The mental health system in Australia has been criticized for failing young people, with instances of young patients being sent home from psychiatric care due to resource reallocation during the COVID-19 pandemic. The mental health crisis is exacerbated by inadequate support and a lack of accessible services, leading to tragic outcomes such as suicides among young men affected by policies like Robodebt.

**COVID-19 Impact:**
The pandemic has significantly impacted the mental health of young Australians.

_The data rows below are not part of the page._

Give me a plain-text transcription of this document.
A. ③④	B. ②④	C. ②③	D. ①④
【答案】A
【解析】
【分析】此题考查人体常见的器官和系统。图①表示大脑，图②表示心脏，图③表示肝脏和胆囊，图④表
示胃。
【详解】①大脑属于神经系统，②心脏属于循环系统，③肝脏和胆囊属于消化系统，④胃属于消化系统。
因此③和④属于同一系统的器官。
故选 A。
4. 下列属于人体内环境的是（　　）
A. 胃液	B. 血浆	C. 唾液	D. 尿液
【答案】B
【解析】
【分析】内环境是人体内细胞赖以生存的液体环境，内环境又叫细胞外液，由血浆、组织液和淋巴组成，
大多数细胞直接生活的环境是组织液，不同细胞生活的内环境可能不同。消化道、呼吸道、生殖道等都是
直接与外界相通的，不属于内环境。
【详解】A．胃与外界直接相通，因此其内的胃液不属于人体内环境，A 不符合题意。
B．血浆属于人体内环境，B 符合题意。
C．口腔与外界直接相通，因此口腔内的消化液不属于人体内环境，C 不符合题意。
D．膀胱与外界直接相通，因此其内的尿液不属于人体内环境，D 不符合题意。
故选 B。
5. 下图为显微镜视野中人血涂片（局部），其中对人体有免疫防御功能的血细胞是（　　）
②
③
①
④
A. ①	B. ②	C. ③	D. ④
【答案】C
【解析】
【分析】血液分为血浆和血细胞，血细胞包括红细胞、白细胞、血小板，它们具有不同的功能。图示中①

Restrictions and lockdowns have led to increased anxiety, depression, and a sense of uncertainty about the future. Young people have also faced challenges in accessing mental health care, with wards being repurposed for COVID-19 patients.

**Employment and Economic Challenges**

Job Opportunities:
The pandemic has disrupted career paths for many young Australians, with significant job losses and uncertainty. Government schemes like JobMaker have not met expectations, with only a fraction of the promised jobs created. Additionally, young people face challenges in securing stable, long-term employment.

Economic Support:
Young people living with disabilities are increasingly reliant on poverty-level benefits, with many struggling to access adequate support. The refusal of disability pensions to those with severe conditions, such as brain cancer, highlights systemic flaws in welfare provision.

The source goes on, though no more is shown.